The band ended its set with "Can't Stand Still." As usual, the audience sang along. When the band attempted to end the song, the audience restarted it, singing the refrain once again – Reibeisen looked pleased and egged the audience on for yet another trip through the refrain. Then it was over.
Earlier in the night it was announced that Stay was not going to play the show. Brake failure on the van kept the six-piece band from making the 130 mile drive. Really? How hard is it to pile in someone's car and drive down to play the show on borrowed gear? If Stay's fans are anything like Voted Most Random's, I bet the band could have assembled a caravan with a single tweet. Poor form there boys.

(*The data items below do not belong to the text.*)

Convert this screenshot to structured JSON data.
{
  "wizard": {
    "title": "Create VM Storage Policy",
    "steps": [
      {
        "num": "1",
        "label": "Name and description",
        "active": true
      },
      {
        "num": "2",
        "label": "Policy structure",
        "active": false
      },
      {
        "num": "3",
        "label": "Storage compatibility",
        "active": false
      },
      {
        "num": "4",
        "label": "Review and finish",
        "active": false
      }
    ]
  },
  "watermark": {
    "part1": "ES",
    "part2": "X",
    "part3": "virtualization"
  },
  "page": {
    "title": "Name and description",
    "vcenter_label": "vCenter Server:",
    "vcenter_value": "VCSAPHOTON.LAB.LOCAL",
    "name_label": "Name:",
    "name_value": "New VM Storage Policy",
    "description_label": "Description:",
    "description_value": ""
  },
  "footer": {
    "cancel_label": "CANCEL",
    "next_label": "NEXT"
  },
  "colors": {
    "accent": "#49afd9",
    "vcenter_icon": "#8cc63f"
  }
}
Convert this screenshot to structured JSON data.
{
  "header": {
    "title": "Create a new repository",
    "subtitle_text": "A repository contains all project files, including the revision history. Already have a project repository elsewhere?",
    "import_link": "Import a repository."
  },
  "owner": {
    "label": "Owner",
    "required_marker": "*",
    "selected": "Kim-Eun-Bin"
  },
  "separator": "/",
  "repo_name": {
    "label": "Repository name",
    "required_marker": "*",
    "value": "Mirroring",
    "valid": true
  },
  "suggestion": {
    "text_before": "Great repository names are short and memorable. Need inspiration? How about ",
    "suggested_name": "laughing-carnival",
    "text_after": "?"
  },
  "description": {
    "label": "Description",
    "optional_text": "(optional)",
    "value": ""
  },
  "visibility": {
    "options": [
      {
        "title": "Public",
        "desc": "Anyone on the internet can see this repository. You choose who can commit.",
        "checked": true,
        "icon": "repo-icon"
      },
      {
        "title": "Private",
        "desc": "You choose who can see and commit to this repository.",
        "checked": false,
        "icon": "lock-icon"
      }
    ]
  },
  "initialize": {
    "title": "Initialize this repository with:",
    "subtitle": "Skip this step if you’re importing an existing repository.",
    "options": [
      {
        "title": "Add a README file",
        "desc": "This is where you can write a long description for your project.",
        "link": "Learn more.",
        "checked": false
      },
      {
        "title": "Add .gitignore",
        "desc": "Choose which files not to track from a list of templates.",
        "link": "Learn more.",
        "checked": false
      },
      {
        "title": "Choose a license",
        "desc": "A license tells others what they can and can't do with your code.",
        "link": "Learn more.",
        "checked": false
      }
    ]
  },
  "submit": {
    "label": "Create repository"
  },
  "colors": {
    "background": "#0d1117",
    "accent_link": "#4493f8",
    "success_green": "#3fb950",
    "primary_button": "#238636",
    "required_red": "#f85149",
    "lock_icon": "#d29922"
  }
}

So that was it. The bill promised six bands, but I had seen no merch table for Gone by Daylight so I assumed it wasn't playing either. Surprised at my early dismissal, I made my way out of the club and to my car. After emerging from the basement my iPhone returned to life, leading me into a quick conversation while I sat in my parked car facing the door of the club. When no one else emerged from the basement, I began to question my assumptions. I grabbed my camera bag and headed back into the club to see if another band might still be on the bill. But no. The large "Voted Most Random" banner still stood at the back of the stage, held taut by a rather serious-looking series of PVC tubes, and no one seemed anxious to either clear or reclaim the stage. A few of the boys from previous bands had returned, but mostly the scene was groups of girls conversing with girls, gesturing wildly. 25 years ago I too would have sat in the club all night hanging out with my friends, happy not to be home. But some things have changed, and my friends don't go to all-ages shows anymore. Nothing left to do but head back up the stairs and out to my car.